Content control and counter-messaging.
Facebook and other social media platforms have been under advertisers' pressure to increase their efforts to moderate content. (See the Wall Street Journal's summary of the representative case of Facebook.) This seems likely to drive them toward the uncomfortable position of functioning as publishers as opposed to platforms. It's also difficult to see how they could effectively scale moderation to handle the vast amount of information that crosses their services, at least without producing difficulties and provoking controversies at least as sharp as those they now face.
An alternative approach to disinformation is counter-messaging, argument, at its best, competitive marketing in its lower forms. The Atlantic Council summarizes concerns that recent changes to the management of US Government broadcasters are likely to undermine their credibility and effectiveness.
Misinformation as a Lumpenproletarian phenomenon.

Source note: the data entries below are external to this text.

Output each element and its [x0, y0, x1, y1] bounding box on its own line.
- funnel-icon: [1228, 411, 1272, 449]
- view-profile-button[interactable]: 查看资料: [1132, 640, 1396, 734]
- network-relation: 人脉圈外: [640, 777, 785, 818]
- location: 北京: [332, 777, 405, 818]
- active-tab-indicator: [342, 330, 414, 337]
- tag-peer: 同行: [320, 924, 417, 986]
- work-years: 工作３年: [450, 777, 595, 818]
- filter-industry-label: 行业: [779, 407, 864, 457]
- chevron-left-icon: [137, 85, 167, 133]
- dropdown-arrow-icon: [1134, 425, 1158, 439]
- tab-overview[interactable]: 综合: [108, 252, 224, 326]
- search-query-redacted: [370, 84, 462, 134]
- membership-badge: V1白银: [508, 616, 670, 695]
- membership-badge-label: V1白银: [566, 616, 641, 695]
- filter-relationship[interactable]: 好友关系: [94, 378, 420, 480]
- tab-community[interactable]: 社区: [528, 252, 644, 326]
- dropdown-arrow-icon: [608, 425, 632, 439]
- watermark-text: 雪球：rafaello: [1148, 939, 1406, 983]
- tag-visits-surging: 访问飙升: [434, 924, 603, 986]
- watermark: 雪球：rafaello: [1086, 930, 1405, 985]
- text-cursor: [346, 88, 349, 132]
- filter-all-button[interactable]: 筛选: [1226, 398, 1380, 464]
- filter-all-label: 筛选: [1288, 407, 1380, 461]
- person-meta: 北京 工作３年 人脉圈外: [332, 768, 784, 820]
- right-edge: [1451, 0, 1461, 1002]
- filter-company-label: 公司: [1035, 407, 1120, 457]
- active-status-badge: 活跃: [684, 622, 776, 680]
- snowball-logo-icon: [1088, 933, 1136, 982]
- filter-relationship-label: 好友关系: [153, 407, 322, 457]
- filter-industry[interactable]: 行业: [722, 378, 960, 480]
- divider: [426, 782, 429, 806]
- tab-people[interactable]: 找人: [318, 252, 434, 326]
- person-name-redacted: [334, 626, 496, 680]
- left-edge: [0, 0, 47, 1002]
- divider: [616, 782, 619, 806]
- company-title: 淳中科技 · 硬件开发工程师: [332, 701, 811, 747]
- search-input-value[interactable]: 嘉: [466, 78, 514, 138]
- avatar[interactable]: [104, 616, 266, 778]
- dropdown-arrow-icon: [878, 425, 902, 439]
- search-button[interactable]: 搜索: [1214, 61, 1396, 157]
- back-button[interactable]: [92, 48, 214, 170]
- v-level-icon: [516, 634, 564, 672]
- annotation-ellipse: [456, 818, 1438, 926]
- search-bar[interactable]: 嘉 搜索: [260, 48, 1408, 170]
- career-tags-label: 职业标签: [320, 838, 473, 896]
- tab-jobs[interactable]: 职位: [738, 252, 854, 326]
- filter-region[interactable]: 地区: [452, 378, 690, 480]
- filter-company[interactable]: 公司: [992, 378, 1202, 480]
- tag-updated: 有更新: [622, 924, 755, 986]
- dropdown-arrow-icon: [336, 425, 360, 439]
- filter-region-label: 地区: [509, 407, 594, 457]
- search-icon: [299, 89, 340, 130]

Bizarre claims about the origins of the COVID-19 virus somewhere in mobile phone infrastructure hasn't abated. There's no theory behind it, not even "theory" in the sense of a coherent if utterly baseless set of beliefs, like those that underpin enthusiasm for such things as the Bermuda Triangle and the Philadelphia Experiment. Yet people continue to damage cell towers. This still seems to be a case of spontaneously arising misinformation, a species of the madness of crowds. A harsh essay in Foreign Policy derides it as, fundamentally, a lumpen issue, something espoused by the badly educated and barely employed casualties at the bottom of society, the Lumpenproletariat that Marx dismissed as retrograde and counter-revolutionary, the natural ally of the petty bourgeoisie. They live, the essayist argues with some heat, on a diet of informational junk food, and that's a problem. Indeed it is, although the class angle may not lend itself to easy generalization. For example, consider various anti-vaccine views not much better grounded than fear of cell towers. Those tend to be more characteristic of the affluent and the better educated, the class whom some Marxists would have seen as contributing a vanguard the proletariat itself couldn't generate. What are they eating around Palo Alto, information wise, one wonders?
A note to our readers.
We'll be observing Independence Day this week, and so won't be publishing on either Friday or Saturday. We'll be back with a new episode of Career Notes this coming Sunday, and as usual we'll return to our normal publication schedule Monday. In the meantime, enjoy the Fourth.